MANILA – Phivolcs on Tuesday said the volcanic smog or vog is no longer visible in the Taal region amid a minimal thermal inversion and a reduced emission of sulfur dioxide from the Taal Volcano.
Phivolcs Director Dr. Teresito Bacolcol said the threat of vog would remain as long as the volcano continues to spew sulfur dioxide.
Bacolcol added that despite the activity Taal Volcano showed last week, Phivolcs still does not see any need to raise the alert level from 1 to 2.
“Hindi lang sulfur dioxide ang parameters, but also the number of quakes which, for past four days, walang narecord kahit isa,” he said.
Bacolcol said prolonged exposure to vog is as concerning as a volcanic eruption amid the hazards it poses to public health.
Thermal inversion also played a part in preventing sulfur dioxide from dispersing and instead remained suspended in the air and obscured the surrounding, he said.
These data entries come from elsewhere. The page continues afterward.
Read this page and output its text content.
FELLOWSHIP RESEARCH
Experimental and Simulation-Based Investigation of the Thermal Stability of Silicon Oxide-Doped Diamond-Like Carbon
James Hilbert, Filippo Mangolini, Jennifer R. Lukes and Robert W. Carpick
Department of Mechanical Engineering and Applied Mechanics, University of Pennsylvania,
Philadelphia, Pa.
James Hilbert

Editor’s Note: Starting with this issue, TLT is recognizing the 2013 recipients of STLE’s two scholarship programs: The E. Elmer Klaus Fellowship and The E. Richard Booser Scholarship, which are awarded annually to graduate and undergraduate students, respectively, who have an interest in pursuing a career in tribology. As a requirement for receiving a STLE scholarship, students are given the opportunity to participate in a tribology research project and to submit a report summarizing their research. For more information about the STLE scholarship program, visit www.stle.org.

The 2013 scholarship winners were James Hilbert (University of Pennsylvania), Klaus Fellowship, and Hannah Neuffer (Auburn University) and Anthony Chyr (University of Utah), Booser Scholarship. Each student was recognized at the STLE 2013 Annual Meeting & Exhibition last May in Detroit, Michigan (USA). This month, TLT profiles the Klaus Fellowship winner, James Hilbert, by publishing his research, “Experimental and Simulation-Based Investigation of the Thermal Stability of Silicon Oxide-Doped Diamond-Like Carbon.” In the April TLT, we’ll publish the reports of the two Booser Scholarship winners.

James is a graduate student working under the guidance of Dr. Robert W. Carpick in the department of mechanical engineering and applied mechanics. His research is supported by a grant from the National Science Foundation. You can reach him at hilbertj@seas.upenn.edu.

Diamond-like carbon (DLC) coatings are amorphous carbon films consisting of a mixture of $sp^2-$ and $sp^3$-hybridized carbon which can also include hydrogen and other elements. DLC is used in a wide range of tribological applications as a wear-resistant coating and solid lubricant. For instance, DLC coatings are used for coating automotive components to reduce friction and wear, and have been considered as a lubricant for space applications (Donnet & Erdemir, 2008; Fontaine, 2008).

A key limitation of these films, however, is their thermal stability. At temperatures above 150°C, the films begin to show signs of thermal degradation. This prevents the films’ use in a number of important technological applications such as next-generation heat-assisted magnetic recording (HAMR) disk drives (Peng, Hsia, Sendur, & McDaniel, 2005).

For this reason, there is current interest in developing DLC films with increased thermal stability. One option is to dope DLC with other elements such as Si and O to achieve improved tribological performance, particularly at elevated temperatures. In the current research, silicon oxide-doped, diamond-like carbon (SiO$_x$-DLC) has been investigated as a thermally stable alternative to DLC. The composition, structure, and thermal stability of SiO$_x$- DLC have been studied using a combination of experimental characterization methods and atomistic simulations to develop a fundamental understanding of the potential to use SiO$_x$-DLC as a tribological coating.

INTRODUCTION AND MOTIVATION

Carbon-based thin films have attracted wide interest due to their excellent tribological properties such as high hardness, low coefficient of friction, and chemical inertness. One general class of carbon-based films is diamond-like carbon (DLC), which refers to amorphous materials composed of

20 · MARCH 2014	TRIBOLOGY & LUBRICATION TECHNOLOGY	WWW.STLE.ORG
The Philippine College of Physicians said particles of sulfur dioxide are more than 40 times smaller than talc, making them easy to be inhaled.
Because sulfur dioxide is also highly soluble in water, it is more easily absorbed in the lining of the eyes, mouth, nose, throat and the respiratory tract.
“It creates very serious damage to air sacs leading to inappropriate gas exchange, low oxygen concentration in blood. It can cause skin rashes and bacterial infection in the long run because of open wounds from frequent scratching,” said Dr. Beatriz Tan-Helera.
Sulfur dioxide can also cause skin irritation and bacterial infection in the long run because of open wounds due to frequent scratching.
Headaches and dizziness are also common among those who have inhaled sulfur dioxide in large amounts.
One can tell if the air contains sulfur dioxide.
Bacolcol said that sulfur dioxide has a strong, irritating and pungent odor compared to the odorless carbon dioxide.
People especially those living in communities near volcanoes are advised to take precautionary measures.
These include avoiding outdoor activities to lessen exposure to vog as well as wearing protective clothing, facemasks and eyewear. Closing windows and doors will also prevent the chemical from making its way inside homes.
If an individual is highly exposed to sulfur dioxide, they are advised to drink plenty of water.
Data from the Philippine College of Physicians showed that at least 50 people were affected by the recent vog that smothered the province of Batangas.